Obituary: Heinz Galinski
Tuesday 21 July 1992
HEINZ GALINSKI, the pugnacious leader of the small but important German Jewish community, never sought popularity but won widespread respect for his unbending devotion to Jewish communal life.
The death of his first wife and his parents in the Holocaust and his own bitter experiences in Auschwitz coloured Galinski's entire adult life. At international Jewish gatherings he always spoke with deep feeling and a striking intensity, in German, admitting to an inability to speak English, which he had tried but failed to learn. To anyone less pugnacious this would have been a handicap when other Jewish leaders spoke fluent French or English, but he always managed to put across his point of view. Physically somewhat slight, he established himself as an unchallenged leader first of the West Berlin and then of all German Jewry.
He was exceptionally energetic and straightforward in his methods, and would not accept any half-measures or delay. But his tough leadership among the pitiful remnants of the German-Jewish community - once half a million strong, reduced to less than 30,000 by the end of the war - was probably necessary. He won admiration for his courage in denouncing a revived neo-Nazism and anti-Semitism.
The son of a German-Jewish businessman in what is now Poland, Heinz Galinski was sent by the Nazis to Auschwitz and Buchenwald but survived the horrors of the death camps. He was moved to Bergen-Belsen and it was there that he was freed at the end of the Second World War by the British army. His parents and his wife were less fortunate and were among the millions of Holocaust victims. He had gone to Berlin as a young man from his native town of Marienburg and experienced at first hand the rise of Nazism. His father, who had been wounded fighting for Germany in the First World War, died in a police station soon after his arrest by the Gestapo.
When Heinz Galinski emerged from the death camps, shattered and almost broken, he made a decision which most of his fellow Jews could not understand or appreciate. The vast majority of survivors either chose to leave, if given the opportunity, for liberal- minded Western countries, or for the new State of Israel. But Galinski decided to remain in Germany and help to rebuild the Jewish community.
He became head of the tiny Jewish community in West Berlin in 1949 and concentrated his efforts on ensuring that the few thousand Jews who survived should not be lost among the German population. He organised Jewish old peoples' homes; rabbis and cantors were trained to lead the congregations in prayer and provide spiritual leadership. These methods, which preserved the Jewish communities, resembled those of Chief Rabbi Moses Rosen in Romania, who had an even harder task because he had to work with a Communist government, while Galinski had a co- operative German administration always apprehensive that it would be accused of insensitivity to the Jewish Holocaust survivors.
Both Galinski and Rosen were occasionally criticised by Zionists who felt that there was no place for Jews in Germany or Romania.

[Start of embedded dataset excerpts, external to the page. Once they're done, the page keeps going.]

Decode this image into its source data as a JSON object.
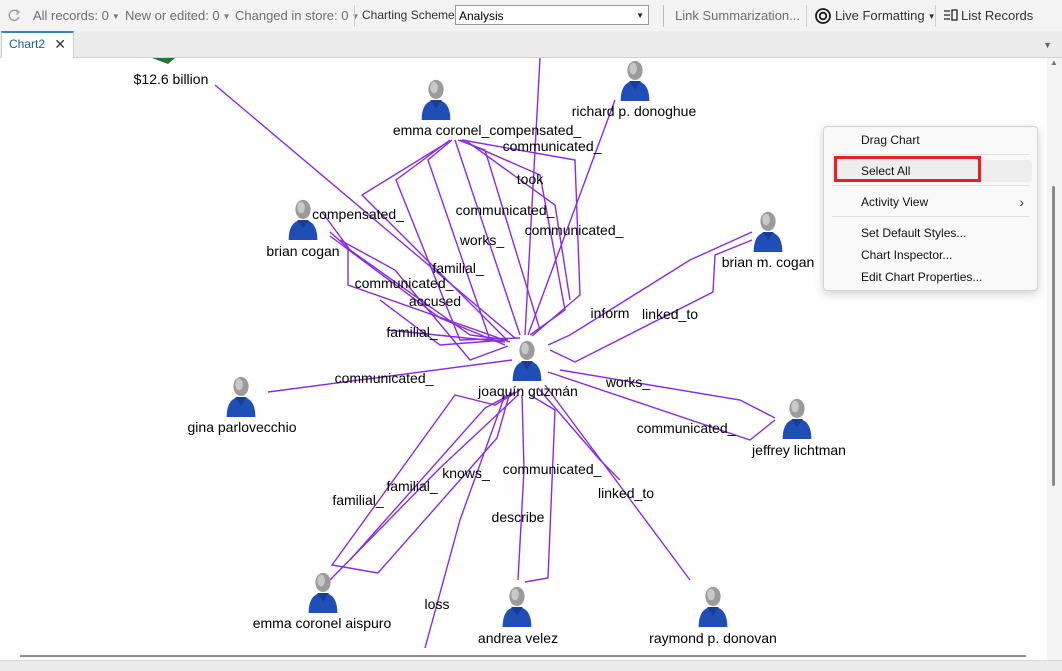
{
  "toolbar": {
    "all_records": "All records: 0",
    "new_or_edited": "New or edited: 0",
    "changed_in_store": "Changed in store: 0",
    "charting_scheme_label": "Charting Scheme:",
    "charting_scheme_value": "Analysis",
    "link_summarization": "Link Summarization...",
    "live_formatting": "Live Formatting",
    "list_records": "List Records"
  },
  "tabs": [
    {
      "label": "Chart2"
    }
  ],
  "chart": {
    "nodes": {
      "n0": "$12.6 billion",
      "n1": "emma coronel_compensated_",
      "n2": "richard p. donoghue",
      "n3": "brian cogan",
      "n4": "brian m. cogan",
      "n5": "joaquín guzmán",
      "n6": "gina parlovecchio",
      "n7": "jeffrey lichtman",
      "n8": "emma coronel aispuro",
      "n9": "andrea velez",
      "n10": "raymond p. donovan"
    },
    "links": {
      "l0": "communicated_",
      "l1": "took",
      "l2": "compensated_",
      "l3": "communicated_",
      "l4": "communicated_",
      "l5": "works_",
      "l6": "familial_",
      "l7": "communicated_",
      "l8": "accused",
      "l9": "inform",
      "l10": "linked_to",
      "l11": "familial_",
      "l12": "communicated_",
      "l13": "works_",
      "l14": "communicated_",
      "l15": "knows_",
      "l16": "communicated_",
      "l17": "familial_",
      "l18": "familial_",
      "l19": "linked_to",
      "l20": "describe",
      "l21": "loss"
    }
  },
  "context_menu": {
    "drag_chart": "Drag Chart",
    "select_all": "Select All",
    "activity_view": "Activity View",
    "set_default_styles": "Set Default Styles...",
    "chart_inspector": "Chart Inspector...",
    "edit_chart_properties": "Edit Chart Properties..."
  },
  "colors": {
    "link_line": "#8a2be2",
    "person_icon": "#1f4fb6",
    "highlight_box": "#e8201f"
  }
}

But both men in the end received tributes from Israeli leaders for their foresight and devotion.
When he took over the leadership of the National Council of Jews in Germany, after a crisis in its affairs, in 1988 - at the same time retaining his position in Berlin - Galinski spoke out fearlessly and with even greater authority about the dangers of a reviving neo-Nazism and Fascism. In 1975 he narrowly escaped a bomb attack from the extreme-left Red Army Faction who objected to his criticism of extremism whether on the right or the left, but the attack in no way affected his attitude.
Despite being a strong supporter of Israel, Galinski objected to the strictures uttered in 1981 by the then Israeli Prime Minister, Menachem Begin, against the German Chancellor, Helmut Schmidt, feeling that Begin was not being fair to the German leader. But he was very critical of the German government for what he saw as appeasement of the Palestine Liberation Organisation.
When Germany was reunited in 1990 Galinski warned that a wave of radical rightist violence against foreigners could mean a return to widespread persecution in which the Jews would suffer. Germany, he insisted, should never be allowed to forget its crimes against humanity, though he also pleaded for understanding and reconciliation.
His work as a member of the Jewish Memorial Foundation helped ensure that Jewish communities world-wide did not forgo their cultural heritage, and his activities within the Conference on Jewish Material Claims Against Germany were vital in obtaining essential and rightful funds.
Determined that Germans, and particularly young Germans, should always be aware of the terrible crimes perpetrated by the German nation, he was glad that last January a national memorial was dedicated at the Wannsee Villa in Berlin, where Nazi leaders had held a conference 50 years before to plan the extermination of European Jewry. 'The voices are not yet stilled of those who want to minimise the crimes of the Nazi regime,' he said. The memorial has exhibits of documents from the conference and photographs of death camps. It is designed as a study centre to be visited by schoolchildren to combat neo- Nazi claims that the Holocaust did not occur.
In the death of Galinski, as Manfred Stolpe, the State Governor of Brandenburg, has said, Germany has lost 'one of the great witnesses of German history in the 20th century'.